Mazlum halkların sahibi bulundukları ülkelerinde değişimi arzulayan, zulme baş eğmeyen, dünyadaki garip gurabanın sesi olan ve dünyaca önemli iki liderin özelliklerini kaleme almanın zorluğunu bilerek yazdım umarım beğenirsiniz.
Geçtiğimiz günlerde 74 yaşında hayatını kaybeden Müslüman Boksör Muhammed Ali’nin ölümü sevenlerini yasa boğdu. Ali’nin, bizim çocukluk yıllarımıza denk gelen müsabakalarını hayal meyal hatırlarım, doğrusu şampiyonun galibiyetleri çocuk olmama rağmen bende müthiş bir sevinç oluştururdu.
Ben o yıllarda Muhammed Ali’yi Türk boksör olarak bilirdim. Onun maçlarına o kadar ilgi duyulurdu ki Anadolu insanı şampiyonun Müslüman oluşundan dolayı Muhammed Ali’yi kendisinden biri olarak görürdü. Galibiyetleri Türkiye insanında, gazetelerin manşetlerinde o yıllarda tek kanal olan TRT’de büyük sevinçle karşılanırdı. O, Anadolu insanının Muhammed Ali Kıley’i olmuştu artık. Kazandığı her maç mazlumların, kimsesizlerin sesi olmuştu adeta.

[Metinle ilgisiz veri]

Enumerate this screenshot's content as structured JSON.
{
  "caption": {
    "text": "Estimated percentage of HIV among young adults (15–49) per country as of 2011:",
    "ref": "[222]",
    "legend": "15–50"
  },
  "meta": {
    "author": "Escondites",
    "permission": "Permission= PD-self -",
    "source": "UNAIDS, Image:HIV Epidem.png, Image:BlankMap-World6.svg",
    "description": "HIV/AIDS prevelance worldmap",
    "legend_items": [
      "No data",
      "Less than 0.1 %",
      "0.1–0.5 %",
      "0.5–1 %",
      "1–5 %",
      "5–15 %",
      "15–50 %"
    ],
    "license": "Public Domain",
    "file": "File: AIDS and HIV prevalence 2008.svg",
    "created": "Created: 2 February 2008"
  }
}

Muhammet Ali’yi, Ali yapan ülkesine karşı olan duruşuyla, zalim ve işgalci ABD’nin Vietnam’da yaptığı savaşa dahil olmayarak o gün şu tarihi sözü söyledi "Vietnamlılar bana hiçbir kötülük yapmadılar ki onlarla savaşayım. Bu benim değil, sizin savaşınız." diyerek, tek başına zalime ve işgalci devletine baş kaldırarak, örnek bir insan ve Müslüman duruşu sergileyerek, milyonlarca mazlumun sesi olmayı başararak, ona verilen hapis ve turnuvalardan men cezalarına rağmen, o inandığı davasından vazgeçmemiştir.

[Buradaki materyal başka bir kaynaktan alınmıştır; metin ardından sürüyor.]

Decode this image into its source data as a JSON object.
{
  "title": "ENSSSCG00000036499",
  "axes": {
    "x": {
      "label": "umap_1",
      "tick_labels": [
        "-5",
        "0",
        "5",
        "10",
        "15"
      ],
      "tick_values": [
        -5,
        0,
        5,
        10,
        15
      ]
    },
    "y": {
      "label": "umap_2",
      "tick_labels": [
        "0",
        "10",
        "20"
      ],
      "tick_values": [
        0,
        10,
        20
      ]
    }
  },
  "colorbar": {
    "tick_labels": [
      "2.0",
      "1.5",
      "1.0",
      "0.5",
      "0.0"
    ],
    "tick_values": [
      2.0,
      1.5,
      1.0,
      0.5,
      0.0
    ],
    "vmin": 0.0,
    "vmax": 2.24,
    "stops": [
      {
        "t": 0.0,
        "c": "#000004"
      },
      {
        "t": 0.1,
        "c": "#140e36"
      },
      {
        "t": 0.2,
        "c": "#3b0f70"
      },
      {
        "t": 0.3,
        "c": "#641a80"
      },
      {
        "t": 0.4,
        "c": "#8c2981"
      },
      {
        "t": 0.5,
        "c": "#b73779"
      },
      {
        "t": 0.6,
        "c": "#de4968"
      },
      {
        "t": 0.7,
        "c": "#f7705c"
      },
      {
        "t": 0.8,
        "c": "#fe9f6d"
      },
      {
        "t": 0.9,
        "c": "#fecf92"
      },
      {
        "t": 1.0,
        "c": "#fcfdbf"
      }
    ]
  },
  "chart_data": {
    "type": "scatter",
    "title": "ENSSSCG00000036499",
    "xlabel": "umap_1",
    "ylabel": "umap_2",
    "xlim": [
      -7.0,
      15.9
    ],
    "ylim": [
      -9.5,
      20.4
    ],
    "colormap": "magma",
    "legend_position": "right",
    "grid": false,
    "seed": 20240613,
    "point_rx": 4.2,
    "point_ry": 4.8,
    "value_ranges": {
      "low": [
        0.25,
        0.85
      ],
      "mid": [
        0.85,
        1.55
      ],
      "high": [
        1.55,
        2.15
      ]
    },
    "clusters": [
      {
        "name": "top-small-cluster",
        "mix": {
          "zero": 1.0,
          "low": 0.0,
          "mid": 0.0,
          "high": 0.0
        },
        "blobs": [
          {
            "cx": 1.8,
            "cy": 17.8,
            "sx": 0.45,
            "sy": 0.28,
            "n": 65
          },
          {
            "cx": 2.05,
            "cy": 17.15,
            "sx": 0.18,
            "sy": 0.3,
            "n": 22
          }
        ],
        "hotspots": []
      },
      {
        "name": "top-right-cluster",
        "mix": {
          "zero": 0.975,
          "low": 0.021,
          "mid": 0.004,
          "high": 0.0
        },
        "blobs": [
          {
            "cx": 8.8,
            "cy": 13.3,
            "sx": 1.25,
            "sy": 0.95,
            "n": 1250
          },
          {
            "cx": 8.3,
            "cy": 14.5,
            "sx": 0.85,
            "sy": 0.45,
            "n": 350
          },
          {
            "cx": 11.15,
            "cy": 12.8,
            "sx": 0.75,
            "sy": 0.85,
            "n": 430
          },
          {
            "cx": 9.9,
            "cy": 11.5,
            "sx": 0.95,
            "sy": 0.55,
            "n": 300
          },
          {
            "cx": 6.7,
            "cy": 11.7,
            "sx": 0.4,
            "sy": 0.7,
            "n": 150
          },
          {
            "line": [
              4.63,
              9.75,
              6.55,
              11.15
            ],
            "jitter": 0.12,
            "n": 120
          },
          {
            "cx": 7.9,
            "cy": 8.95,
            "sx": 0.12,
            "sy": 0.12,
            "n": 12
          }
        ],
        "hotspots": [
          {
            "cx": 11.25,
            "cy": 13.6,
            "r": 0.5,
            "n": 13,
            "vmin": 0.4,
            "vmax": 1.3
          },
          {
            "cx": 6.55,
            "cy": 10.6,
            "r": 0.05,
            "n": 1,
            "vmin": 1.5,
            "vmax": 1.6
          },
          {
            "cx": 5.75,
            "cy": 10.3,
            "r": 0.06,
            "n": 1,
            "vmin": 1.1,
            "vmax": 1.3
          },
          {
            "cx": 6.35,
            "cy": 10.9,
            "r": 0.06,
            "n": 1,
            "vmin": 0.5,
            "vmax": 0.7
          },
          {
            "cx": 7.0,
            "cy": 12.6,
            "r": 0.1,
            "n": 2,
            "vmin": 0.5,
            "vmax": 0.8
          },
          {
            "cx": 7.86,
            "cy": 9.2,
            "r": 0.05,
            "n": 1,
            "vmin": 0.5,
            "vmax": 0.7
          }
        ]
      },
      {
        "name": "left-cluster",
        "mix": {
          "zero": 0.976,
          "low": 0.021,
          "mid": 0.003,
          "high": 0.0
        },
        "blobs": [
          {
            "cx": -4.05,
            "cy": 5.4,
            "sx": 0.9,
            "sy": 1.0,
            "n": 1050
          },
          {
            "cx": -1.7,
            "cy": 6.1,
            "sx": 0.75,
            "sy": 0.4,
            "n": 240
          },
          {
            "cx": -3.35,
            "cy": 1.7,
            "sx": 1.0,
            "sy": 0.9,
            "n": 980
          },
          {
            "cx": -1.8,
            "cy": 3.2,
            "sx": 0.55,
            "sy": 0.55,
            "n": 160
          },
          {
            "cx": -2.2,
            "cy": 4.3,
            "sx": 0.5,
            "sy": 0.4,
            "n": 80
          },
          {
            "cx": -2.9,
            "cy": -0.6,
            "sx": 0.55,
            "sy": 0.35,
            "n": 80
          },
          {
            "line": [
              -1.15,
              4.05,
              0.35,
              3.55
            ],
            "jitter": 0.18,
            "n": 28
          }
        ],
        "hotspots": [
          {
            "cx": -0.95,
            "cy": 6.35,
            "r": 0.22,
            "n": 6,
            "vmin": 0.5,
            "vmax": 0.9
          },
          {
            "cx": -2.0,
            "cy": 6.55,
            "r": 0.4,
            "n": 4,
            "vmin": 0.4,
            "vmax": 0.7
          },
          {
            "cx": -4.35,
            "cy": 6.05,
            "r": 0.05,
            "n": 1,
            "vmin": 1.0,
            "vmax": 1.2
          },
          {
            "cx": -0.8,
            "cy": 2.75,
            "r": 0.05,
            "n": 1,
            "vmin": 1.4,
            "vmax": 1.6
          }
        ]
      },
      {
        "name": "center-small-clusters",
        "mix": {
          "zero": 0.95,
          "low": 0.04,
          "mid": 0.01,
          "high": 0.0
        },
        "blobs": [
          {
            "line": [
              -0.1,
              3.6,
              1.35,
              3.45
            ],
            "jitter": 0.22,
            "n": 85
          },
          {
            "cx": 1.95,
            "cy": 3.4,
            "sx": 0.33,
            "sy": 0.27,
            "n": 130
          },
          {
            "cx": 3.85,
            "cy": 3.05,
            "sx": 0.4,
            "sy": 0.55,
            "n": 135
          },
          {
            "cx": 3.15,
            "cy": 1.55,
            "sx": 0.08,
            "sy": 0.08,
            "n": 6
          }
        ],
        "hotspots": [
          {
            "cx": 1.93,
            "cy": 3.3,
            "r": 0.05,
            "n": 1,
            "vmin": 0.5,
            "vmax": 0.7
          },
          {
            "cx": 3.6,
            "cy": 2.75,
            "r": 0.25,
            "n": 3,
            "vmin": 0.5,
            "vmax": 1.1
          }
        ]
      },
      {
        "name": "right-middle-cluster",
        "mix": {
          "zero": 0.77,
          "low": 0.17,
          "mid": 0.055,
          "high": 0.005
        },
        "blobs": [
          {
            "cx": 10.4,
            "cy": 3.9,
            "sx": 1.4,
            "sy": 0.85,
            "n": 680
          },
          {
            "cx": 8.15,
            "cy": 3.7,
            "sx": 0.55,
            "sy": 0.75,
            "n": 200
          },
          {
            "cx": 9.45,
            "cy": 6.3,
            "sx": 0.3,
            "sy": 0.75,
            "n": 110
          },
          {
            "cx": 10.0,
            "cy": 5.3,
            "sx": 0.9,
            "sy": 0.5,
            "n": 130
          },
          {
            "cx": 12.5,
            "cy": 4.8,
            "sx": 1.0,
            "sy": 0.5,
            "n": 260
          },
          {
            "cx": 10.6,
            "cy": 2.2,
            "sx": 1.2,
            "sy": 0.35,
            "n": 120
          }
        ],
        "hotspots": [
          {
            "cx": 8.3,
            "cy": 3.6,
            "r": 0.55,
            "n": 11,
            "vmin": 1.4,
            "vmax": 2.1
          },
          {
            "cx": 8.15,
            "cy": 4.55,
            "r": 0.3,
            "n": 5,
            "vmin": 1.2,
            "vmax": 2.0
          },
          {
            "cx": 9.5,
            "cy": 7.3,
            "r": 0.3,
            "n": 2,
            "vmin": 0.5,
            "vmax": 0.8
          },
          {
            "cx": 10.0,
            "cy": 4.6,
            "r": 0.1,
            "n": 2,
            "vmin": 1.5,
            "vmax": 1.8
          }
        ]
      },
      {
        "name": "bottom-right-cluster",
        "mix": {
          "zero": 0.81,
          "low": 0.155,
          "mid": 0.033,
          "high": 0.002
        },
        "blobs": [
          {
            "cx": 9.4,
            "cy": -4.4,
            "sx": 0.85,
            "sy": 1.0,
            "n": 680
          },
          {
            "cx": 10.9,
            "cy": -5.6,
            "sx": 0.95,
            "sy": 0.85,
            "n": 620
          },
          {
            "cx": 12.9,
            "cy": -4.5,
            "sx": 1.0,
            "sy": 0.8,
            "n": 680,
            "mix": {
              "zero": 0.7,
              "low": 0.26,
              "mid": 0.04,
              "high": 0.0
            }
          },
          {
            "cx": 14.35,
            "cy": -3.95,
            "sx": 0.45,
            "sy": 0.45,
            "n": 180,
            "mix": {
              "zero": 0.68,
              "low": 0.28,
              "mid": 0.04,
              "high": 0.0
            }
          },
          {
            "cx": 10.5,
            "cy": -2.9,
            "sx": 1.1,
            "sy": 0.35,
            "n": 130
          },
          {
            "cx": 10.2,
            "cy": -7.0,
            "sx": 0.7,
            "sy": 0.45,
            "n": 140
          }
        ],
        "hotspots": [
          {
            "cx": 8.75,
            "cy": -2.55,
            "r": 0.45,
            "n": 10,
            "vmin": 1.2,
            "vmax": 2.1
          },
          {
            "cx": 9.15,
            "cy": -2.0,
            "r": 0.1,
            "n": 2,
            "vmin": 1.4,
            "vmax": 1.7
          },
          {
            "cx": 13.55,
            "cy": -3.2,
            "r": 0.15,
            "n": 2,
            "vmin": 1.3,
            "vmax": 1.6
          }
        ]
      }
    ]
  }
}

Muhammet Ali’nin göstermiş olduğu bu onurlu haykırış, garibanların Şampiyona duyduğu hayranlığı kat be kat arttırdığı gibi, o gün Ali’nin nakavt ettiği ve attığı her bir yumruk çaresizleri, kimsesizleri, yetimleri ve dünya mazlumlarını heyecanlandırarak ufuklarını açmıştır. Bugün dünya Müslümanlarının ve mazlumlarının unutmayacağı Efsane Boksör Muhammet Ali örnek bir Müslüman duruşu sergileyerek tarih yazmıştır. Mekanın cennet olsun özgürlük savaşçısı ve güzel insan, seni unutmayacağız.
Erdoğan ve Muhammet Ali, bu iki önemli şahsiyetin milletlerinin geleceğini hayırlı manada nasıl değiştirdiklerini bugün daha iyi anlıyoruz. İkisi de ırkçılığa ve haksızlığa karşı durarak halkın gönlünde taht kurdular.
1960 yılında Olimpiyat şampiyonu olan Muhammet Ali, Ohio kentinde yemek yemek için girdiği bir lokantada sadece beyazlara servis yapıldığını söylenmesi ve kendisine yemek verilmemesi üzerine,Amerika’nın bu madalyayı hak etmediğini düşünür ve madalyasını Ohio Nehri’ne atarak ayrımcılığa karşı onurlu mücadelesini verir.
1994 yılında İstanbul Büyükşehir Belediye Başkanı seçilen Erdoğan İstanbul’da kısa sürede yaptığı olağanüstü başarılı işlerle bir anda tüm Türkiye’nin gündemine oturarak yaptığı hizmetlerle milletin sevgisine layık olmayı başarırken, Cumhuriyet tarihi boyunca kendilerini ülkenin merkezinde gören, bizim oylarımız onların oyundan kıymetlidir diyerek milleti küçümseyen Seküler Beyaz Türkler halkın sevgisini kazanan Kasımpaşalı’yı hapse atarak önünü keseceklerini düşünenler, yanıldıklarını şimdi daha iyi anlıyorlar.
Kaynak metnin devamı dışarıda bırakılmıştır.